2.5. Operators
Assignment (=)
=Assignment. The left operand must be an identifier, and the right must result in a value or reference as appropriate.
Basic arithmetic (+, -, /, *, %)
+, -, /, *, %Basic arithmetic, applied to left and right operands. The + operator can also concatenate strings.
Compound assignment (arithmetic)
+=, -=, /=, *=, %=Arithmetic operation between left and right operands, where the left must be an identifier, to which the result is assigned.
Increment and decrement (++, --)
++, --Increment and decrement operations with implicit assignment. These take just one argument, which must be an identifier of a simple data type. The value will be changed and assigned back to the identifier. These operators may be placed in either prefix or postfix positions - with the former the evaluated value of the statement will be the newly calculated value, with the latter the original value is returned.
Bitwise operators
|, ^, &, ~, |=, &=, ^=Bitwise operations: or, exclusive or, and, not. The second set include assignment and are analogous to the arithmetic versions. These can be applied to any of the simple value types. (There is no assignment operator associated with ~ because this is a unary operator. The equivalent operation is just a = ~a).
Bit shift (<<, >>)
<<, >>Bit shift operations, shifting the left operand a number of bits according the right operand.
Compound assignment (bit shift)
<<=, >>=Bit shift operations, shifting the left operand a number of bits according the right operand. The left operand must be an identifier, to which the result is assigned.
Equality (==)
==Equality test. Evaluates to a bool value dependent on whether the left and right operands are equal. In the case of value types this means their values are equal, in the case of reference types that the objects are the same instance. An exception to this rule is the string type, which is tested for equality by value.
Relational and inequality (<, >, >=, <=, !=)
<, >, >=, <=, !=Inequality tests. Evaluate to a bool value dependent on whether the left and right operands are different in the manner described. These are valid for simple value data types, and the string type. For strings these operators compare the lexicographical order.

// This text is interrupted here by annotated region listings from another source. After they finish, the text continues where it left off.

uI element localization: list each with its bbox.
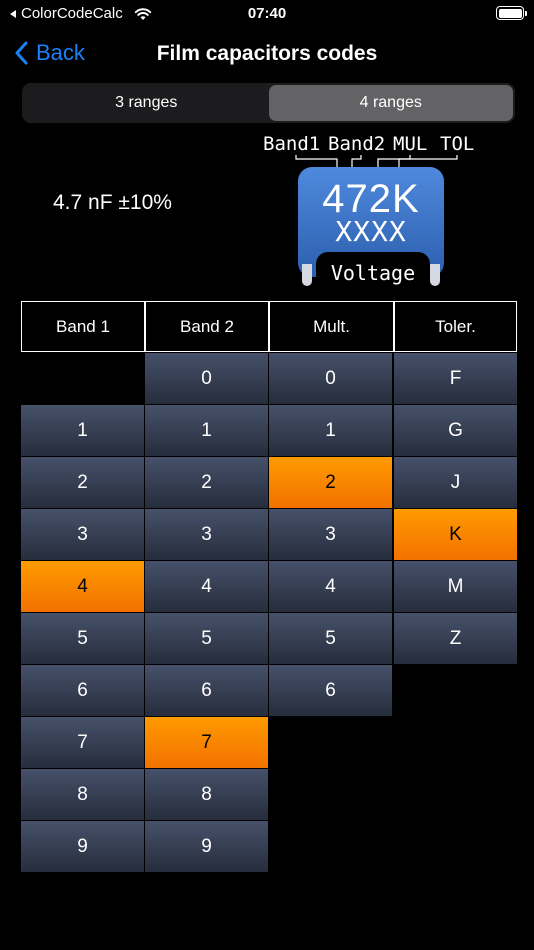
toler-cell-M[interactable]: M	[394, 561, 517, 612]
band1-cell-8[interactable]: 8	[21, 769, 144, 820]
toler-cell-F[interactable]: F	[394, 353, 517, 404]
band1-cell-6[interactable]: 6	[21, 665, 144, 716]
band2-cell-5[interactable]: 5	[145, 613, 268, 664]
capacitor-leg-right	[430, 264, 440, 286]
capacitor-xxxx: XXXX	[335, 215, 407, 248]
band1-cell-3[interactable]: 3	[21, 509, 144, 560]
toler-cell-J[interactable]: J	[394, 457, 517, 508]
header-toler: Toler.	[394, 301, 517, 352]
status-bar: ColorCodeCalc 07:40	[0, 0, 534, 28]
band1-cell-9[interactable]: 9	[21, 821, 144, 872]
capacitance-value: 4.7 nF ±10%	[53, 191, 172, 214]
header-band-1: Band 1	[21, 301, 145, 352]
band2-cell-9[interactable]: 9	[145, 821, 268, 872]
battery-icon	[496, 6, 527, 20]
capacitor-leg-left	[302, 264, 312, 286]
band1-cell-1[interactable]: 1	[21, 405, 144, 456]
range-segmented-control: 3 ranges 4 ranges	[22, 83, 515, 123]
header-mult: Mult.	[269, 301, 394, 352]
band2-cell-0[interactable]: 0	[145, 353, 268, 404]
mult-cell-2[interactable]: 2	[269, 457, 392, 508]
band1-cell-5[interactable]: 5	[21, 613, 144, 664]
segment-3-ranges[interactable]: 3 ranges	[24, 85, 269, 121]
mult-cell-0[interactable]: 0	[269, 353, 392, 404]
voltage-label: Voltage	[316, 252, 430, 288]
mult-cell-3[interactable]: 3	[269, 509, 392, 560]
band2-cell-8[interactable]: 8	[145, 769, 268, 820]
band2-cell-1[interactable]: 1	[145, 405, 268, 456]
header-band-2: Band 2	[145, 301, 269, 352]
toler-cell-Z[interactable]: Z	[394, 613, 517, 664]
page-title: Film capacitors codes	[156, 42, 378, 65]
mult-cell-1[interactable]: 1	[269, 405, 392, 456]
navigation-bar: Back Film capacitors codes	[0, 36, 534, 76]
mult-cell-4[interactable]: 4	[269, 561, 392, 612]
band1-cell-2[interactable]: 2	[21, 457, 144, 508]
band1-cell-7[interactable]: 7	[21, 717, 144, 768]
band2-cell-3[interactable]: 3	[145, 509, 268, 560]
band2-cell-4[interactable]: 4	[145, 561, 268, 612]
segment-4-ranges[interactable]: 4 ranges	[268, 85, 513, 121]
band2-cell-6[interactable]: 6	[145, 665, 268, 716]
band2-cell-2[interactable]: 2	[145, 457, 268, 508]
band2-cell-7[interactable]: 7	[145, 717, 268, 768]
toler-cell-G[interactable]: G	[394, 405, 517, 456]
capacitor-diagram: Band1 Band2 MUL TOL 472K XXXX Voltage	[262, 130, 492, 290]
toler-cell-K[interactable]: K	[394, 509, 517, 560]
clock: 07:40	[247, 5, 287, 22]
mult-cell-6[interactable]: 6	[269, 665, 392, 716]
mult-cell-5[interactable]: 5	[269, 613, 392, 664]
band1-cell-4[interactable]: 4	[21, 561, 144, 612]
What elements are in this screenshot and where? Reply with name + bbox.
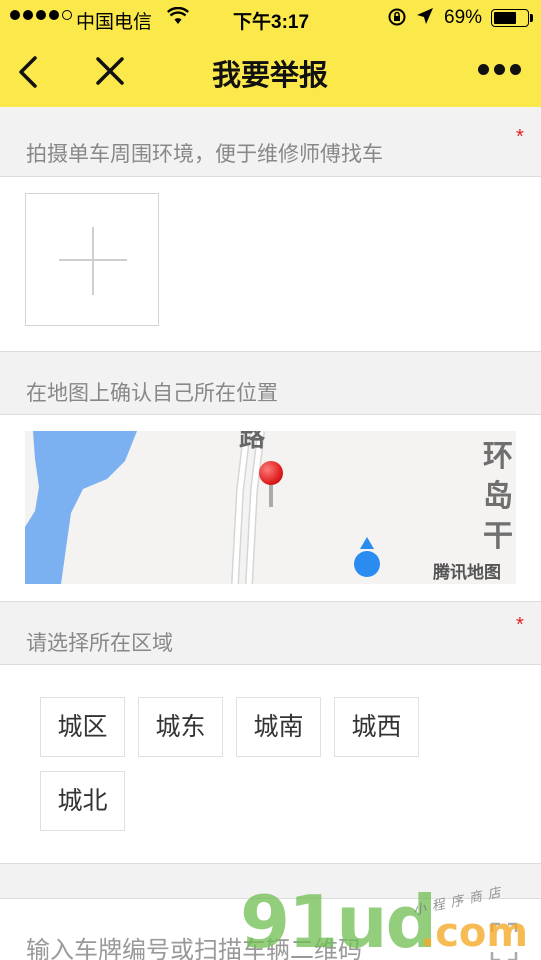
area-section-label: 请选择所在区域 (26, 632, 173, 655)
close-icon (96, 57, 124, 85)
rotation-lock-icon (387, 7, 407, 33)
back-button[interactable] (14, 52, 44, 92)
map-road-fragment: 路 (239, 431, 266, 452)
battery-tip (530, 14, 533, 22)
area-option-chengbei[interactable]: 城北 (40, 771, 125, 831)
water-area (25, 431, 137, 584)
area-option-chengnan[interactable]: 城南 (236, 697, 321, 757)
status-time: 下午3:17 (233, 12, 310, 33)
battery-percent: 69% (444, 7, 483, 28)
more-dots-icon (478, 64, 489, 75)
current-location-icon (353, 537, 381, 579)
battery-icon (491, 9, 529, 27)
scan-qr-icon[interactable] (490, 922, 518, 960)
photo-required-mark: * (516, 126, 524, 148)
page-title: 我要举报 (211, 60, 328, 92)
carrier-name: 中国电信 (76, 12, 153, 33)
plate-number-input[interactable]: 输入车牌编号或扫描车辆二维码 (26, 930, 362, 960)
chevron-left-icon (19, 56, 37, 88)
photo-section-label: 拍摄单车周围环境，便于维修师傅找车 (26, 143, 383, 166)
map-section-label: 在地图上确认自己所在位置 (26, 382, 278, 405)
close-button[interactable] (94, 54, 126, 88)
area-option-chengdong[interactable]: 城东 (138, 697, 223, 757)
location-services-icon (416, 7, 434, 31)
area-panel (0, 664, 541, 864)
status-bar: 中国电信 下午3:17 69% (0, 0, 541, 36)
map-brand-logo: 腾讯地图 (433, 563, 501, 582)
signal-strength-icon (10, 10, 72, 20)
map-pin-icon (259, 461, 283, 511)
more-button[interactable] (478, 64, 521, 75)
wifi-icon (166, 6, 190, 31)
area-option-chengqu[interactable]: 城区 (40, 697, 125, 757)
map-road-label: 环岛干 (483, 440, 513, 553)
location-map[interactable]: 路 环岛干 腾讯地图 (25, 431, 516, 584)
area-required-mark: * (516, 614, 524, 636)
area-option-chengxi[interactable]: 城西 (334, 697, 419, 757)
add-photo-button[interactable] (25, 193, 159, 326)
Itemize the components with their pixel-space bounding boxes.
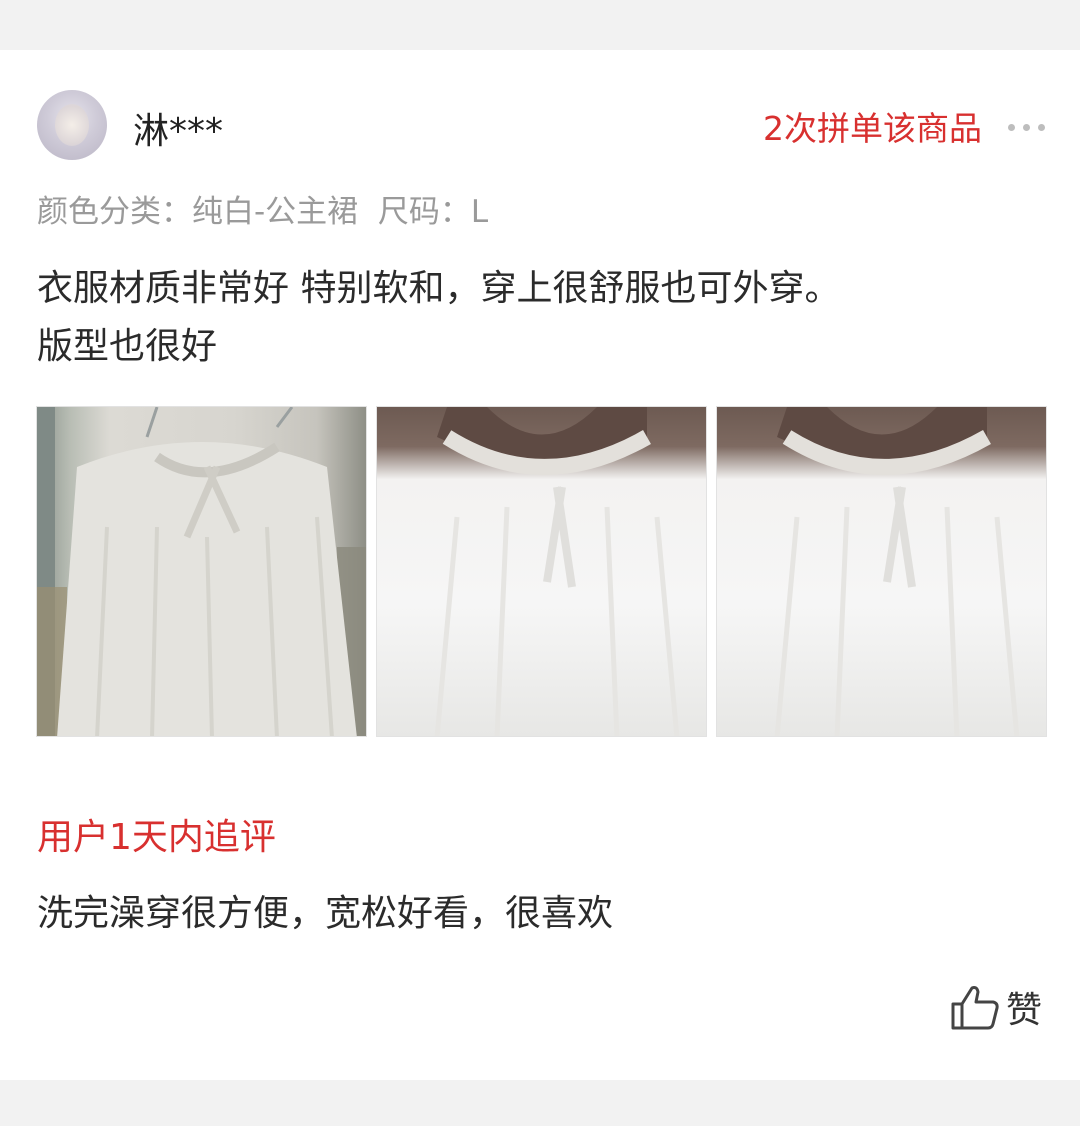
review-photo-2[interactable] bbox=[376, 406, 707, 737]
review-comment: 衣服材质非常好 特别软和，穿上很舒服也可外穿。 版型也很好 bbox=[37, 260, 1047, 376]
avatar[interactable] bbox=[37, 90, 107, 160]
review-comment-line-1: 衣服材质非常好 特别软和，穿上很舒服也可外穿。 bbox=[37, 268, 841, 309]
hanging-dress-image bbox=[37, 407, 366, 736]
username[interactable]: 淋*** bbox=[133, 102, 223, 154]
review-photos bbox=[36, 406, 1048, 738]
more-dots-icon[interactable] bbox=[1006, 122, 1046, 132]
worn-dress-image bbox=[434, 407, 680, 736]
review-card: 淋*** 2次拼单该商品 颜色分类：纯白-公主裙 尺码：L 衣服材质非常好 特别… bbox=[0, 50, 1080, 1080]
review-photo-3[interactable] bbox=[716, 406, 1047, 737]
sku-info: 颜色分类：纯白-公主裙 尺码：L bbox=[37, 194, 489, 230]
like-button[interactable]: 赞 bbox=[950, 982, 1042, 1032]
followup-title: 用户1天内追评 bbox=[37, 817, 276, 858]
repeat-purchase-badge: 2次拼单该商品 bbox=[763, 109, 982, 148]
like-label: 赞 bbox=[1005, 990, 1042, 1031]
avatar-face bbox=[55, 104, 89, 146]
review-comment-line-2: 版型也很好 bbox=[37, 326, 218, 367]
thumbs-up-icon bbox=[951, 986, 999, 1030]
review-photo-1[interactable] bbox=[36, 406, 367, 737]
followup-text: 洗完澡穿很方便，宽松好看，很喜欢 bbox=[37, 893, 614, 934]
worn-dress-image-duplicate bbox=[774, 407, 1020, 736]
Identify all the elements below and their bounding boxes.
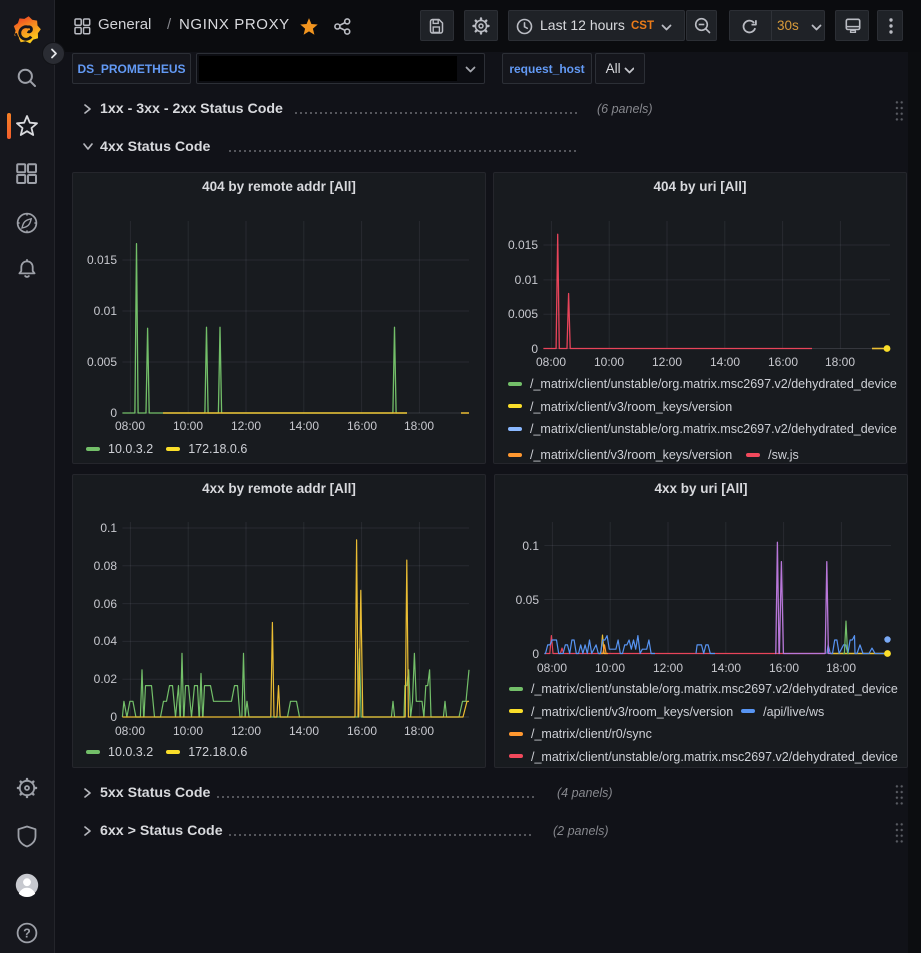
svg-text:?: ? — [23, 926, 31, 940]
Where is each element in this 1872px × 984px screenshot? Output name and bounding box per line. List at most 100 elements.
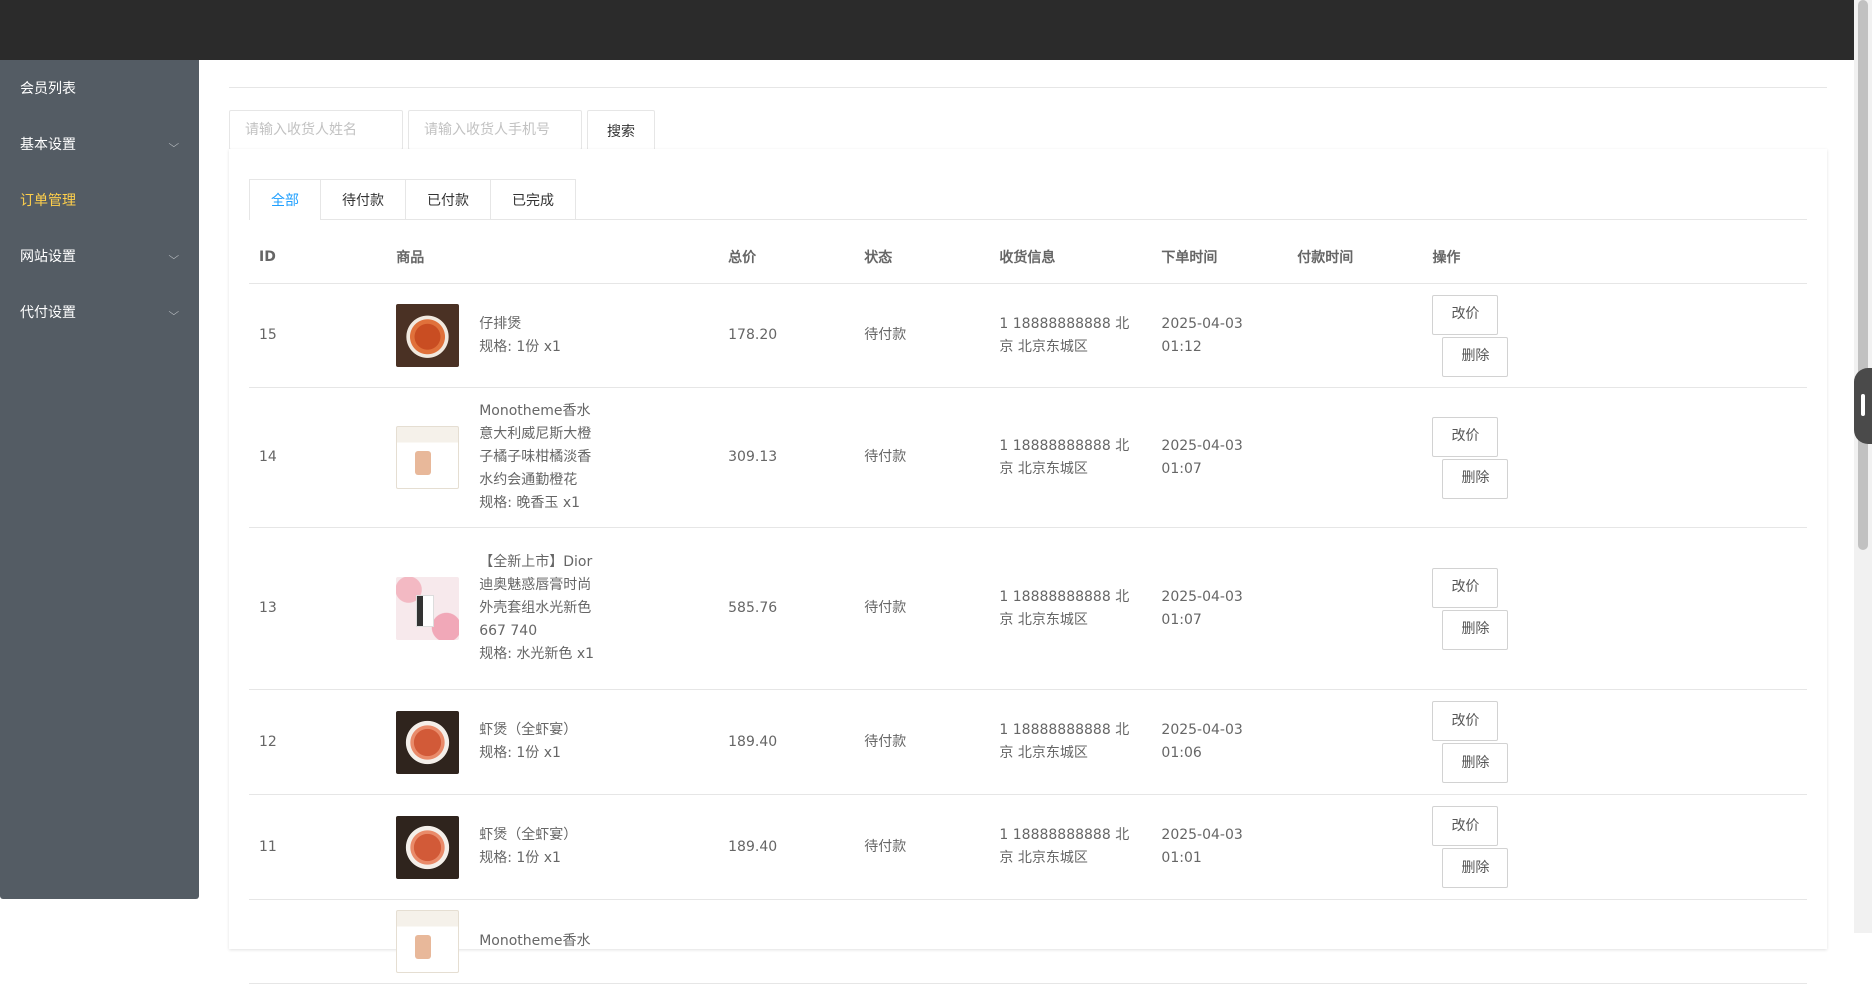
sidebar-item-member-list[interactable]: 会员列表 (0, 60, 199, 116)
order-status: 待付款 (854, 689, 990, 795)
product-image (396, 710, 460, 774)
search-button[interactable]: 搜索 (587, 110, 655, 152)
tab-all[interactable]: 全部 (249, 179, 321, 220)
order-total: 189.40 (718, 794, 855, 900)
delete-button[interactable]: 删除 (1442, 848, 1509, 888)
table-row: Monotheme香水 (249, 899, 1807, 984)
sidebar-item-site-settings[interactable]: 网站设置 ⌵ (0, 228, 199, 284)
table-row: 14 Monotheme香水 意大利威尼斯大橙 子橘子味柑橘淡香 水约会通勤橙花… (249, 387, 1807, 528)
product-spec: 规格: 水光新色 x1 (479, 646, 595, 662)
order-time: 2025-04-03 01:07 (1151, 527, 1288, 690)
receiver-phone-input[interactable] (408, 110, 582, 150)
main-content: 搜索 全部 待付款 已付款 已完成 ID 商品 总价 状态 收货信息 下单时间 (229, 60, 1827, 984)
delete-button[interactable]: 删除 (1442, 743, 1509, 783)
order-id: 13 (249, 527, 387, 690)
divider (229, 87, 1827, 88)
receiver-info: 1 18888888888 北京 北京东城区 (999, 437, 1130, 477)
order-time: 2025-04-03 01:07 (1151, 387, 1288, 528)
pay-time (1287, 527, 1423, 690)
row-actions: 改价 删除 (1432, 567, 1797, 650)
order-status: 待付款 (854, 387, 990, 528)
product-image (396, 577, 460, 640)
scrollbar-thumb[interactable] (1858, 0, 1868, 550)
product-spec: 规格: 晚香玉 x1 (479, 495, 581, 511)
table-row: 11 虾煲（全虾宴） 规格: 1份 x1 189.40 待付款 1 188888… (249, 794, 1807, 900)
sidebar-item-label: 基本设置 (20, 137, 76, 153)
sidebar: 会员列表 基本设置 ⌵ 订单管理 网站设置 ⌵ 代付设置 ⌵ (0, 60, 199, 899)
product-name: 仔排煲 (479, 315, 522, 332)
pay-time (1287, 689, 1423, 795)
product-name: 【全新上市】Dior 迪奥魅惑唇膏时尚 外壳套组水光新色 667 740 (479, 554, 593, 639)
delete-button[interactable]: 删除 (1442, 609, 1509, 650)
table-row: 13 【全新上市】Dior 迪奥魅惑唇膏时尚 外壳套组水光新色 667 740 … (249, 527, 1807, 690)
column-header-id: ID (249, 231, 387, 284)
order-total: 189.40 (718, 689, 855, 795)
pay-time (1287, 387, 1423, 528)
sidebar-item-basic-settings[interactable]: 基本设置 ⌵ (0, 116, 199, 172)
receiver-info: 1 18888888888 北京 北京东城区 (999, 315, 1130, 355)
column-header-goods: 商品 (386, 231, 719, 284)
goods-cell: Monotheme香水 意大利威尼斯大橙 子橘子味柑橘淡香 水约会通勤橙花 规格… (396, 400, 708, 515)
delete-button[interactable]: 删除 (1442, 458, 1509, 499)
sidebar-item-label: 会员列表 (20, 81, 76, 97)
pay-time (1287, 283, 1423, 388)
top-header-bar (0, 0, 1854, 60)
product-name: Monotheme香水 (479, 933, 591, 949)
product-name: Monotheme香水 意大利威尼斯大橙 子橘子味柑橘淡香 水约会通勤橙花 (479, 403, 592, 488)
table-row: 12 虾煲（全虾宴） 规格: 1份 x1 189.40 待付款 1 188888… (249, 689, 1807, 795)
chevron-down-icon: ⌵ (168, 138, 180, 150)
product-image (396, 426, 460, 489)
edit-price-button[interactable]: 改价 (1432, 567, 1499, 608)
row-actions: 改价 删除 (1432, 416, 1797, 499)
goods-cell: 虾煲（全虾宴） 规格: 1份 x1 (396, 710, 708, 774)
side-drawer-handle[interactable] (1854, 368, 1872, 444)
receiver-info: 1 18888888888 北京 北京东城区 (999, 827, 1130, 866)
row-actions: 改价 删除 (1432, 294, 1797, 377)
row-actions: 改价 删除 (1432, 701, 1797, 783)
product-spec: 规格: 1份 x1 (479, 850, 561, 866)
sidebar-item-label: 订单管理 (20, 193, 76, 209)
table-header-row: ID 商品 总价 状态 收货信息 下单时间 付款时间 操作 (249, 231, 1807, 284)
order-id: 12 (249, 689, 387, 795)
order-total: 178.20 (718, 283, 855, 388)
order-total: 585.76 (718, 527, 855, 690)
delete-button[interactable]: 删除 (1442, 336, 1509, 377)
product-name: 虾煲（全虾宴） (479, 827, 578, 843)
tab-paid[interactable]: 已付款 (406, 179, 491, 219)
product-image (396, 815, 460, 879)
order-time: 2025-04-03 01:12 (1151, 283, 1288, 388)
pay-time (1287, 794, 1423, 900)
search-bar: 搜索 (229, 110, 655, 152)
table-row: 15 仔排煲 规格: 1份 x1 178.20 待付款 1 1888888888… (249, 283, 1807, 388)
row-actions: 改价 删除 (1432, 806, 1797, 888)
sidebar-item-proxy-pay-settings[interactable]: 代付设置 ⌵ (0, 284, 199, 340)
tab-completed[interactable]: 已完成 (491, 179, 576, 219)
receiver-info: 1 18888888888 北京 北京东城区 (999, 588, 1130, 628)
product-image (396, 910, 460, 973)
order-id: 15 (249, 283, 387, 388)
edit-price-button[interactable]: 改价 (1432, 416, 1499, 457)
order-total: 309.13 (718, 387, 855, 528)
column-header-pay-time: 付款时间 (1287, 231, 1423, 284)
sidebar-item-order-management[interactable]: 订单管理 (0, 172, 199, 228)
product-spec: 规格: 1份 x1 (479, 338, 561, 355)
orders-card: 全部 待付款 已付款 已完成 ID 商品 总价 状态 收货信息 下单时间 付款时… (229, 149, 1827, 984)
order-status: 待付款 (854, 527, 990, 690)
order-status: 待付款 (854, 794, 990, 900)
edit-price-button[interactable]: 改价 (1432, 701, 1499, 741)
product-name: 虾煲（全虾宴） (479, 722, 578, 738)
edit-price-button[interactable]: 改价 (1432, 806, 1499, 846)
tab-pending-payment[interactable]: 待付款 (321, 179, 406, 219)
receiver-name-input[interactable] (229, 110, 403, 150)
order-time: 2025-04-03 01:06 (1151, 689, 1288, 795)
sidebar-item-label: 代付设置 (20, 305, 76, 321)
chevron-down-icon: ⌵ (168, 306, 180, 318)
goods-cell: 【全新上市】Dior 迪奥魅惑唇膏时尚 外壳套组水光新色 667 740 规格:… (396, 551, 708, 666)
product-spec: 规格: 1份 x1 (479, 745, 561, 761)
orders-table: ID 商品 总价 状态 收货信息 下单时间 付款时间 操作 15 仔排煲 规格:… (249, 231, 1807, 984)
chevron-down-icon: ⌵ (168, 250, 180, 262)
sidebar-item-label: 网站设置 (20, 249, 76, 265)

Logical operators (!, &&, ||)
!, &&, ||Logic operations: not, and, or. These operations can be applied to Boolean values - the first taking just one value the others two.
Ternary conditional (? :)
? :Ternary conditional operator. Evaluates a condition and returns either the value of the left or the right sub-expression based on whether the condition is true or false: condition ? value_if_true : value_if_false
Null coalescing (??)
??Null coalescing operator: a ?? b is equivalent to a != null ? a : b. This operator is useful for example to provide a default value in case a reference is null:
stdout.printf ("Hello, %s!\n", name ?? "unknown person");Null-conditional (?., ?[])
?., ?[]Null-conditional (“safe navigation”) operators. If the expression to the left of ?. is null, the member access or method call is skipped and the whole expression evaluates to null; otherwise it behaves like a normal . access. For example, widget?.destroy () calls destroy () only when widget is not null. A void method invoked this way is simply skipped when the receiver is null. The ?[] form does the same for element access (and slice expressions use a related ?[ … ] syntax).
Non-null assertion ((!))
(!)Non-null assertion (explicit non-null cast). This unary operator tells the compiler to treat a nullable expression as non-null, which is needed in some situations such as assigning a nullable reference to a non-nullable variable when you know the value is not null:
o1 = (!) o2;It is used most often together with strict non-null checking; see 5.3. Strict Non-Null Mode.
Membership (in)
inChecks if the right operand contains the left operand. This operator works on arrays, strings, collections or any other type that has an appropriate contains () method. For strings, it performs a substring search.
Operator overloading
Operators cannot be overloaded in Vala. There are extra operators that are valid in the context of lambda declarations and other specific tasks - these are explained in the context they are applicable.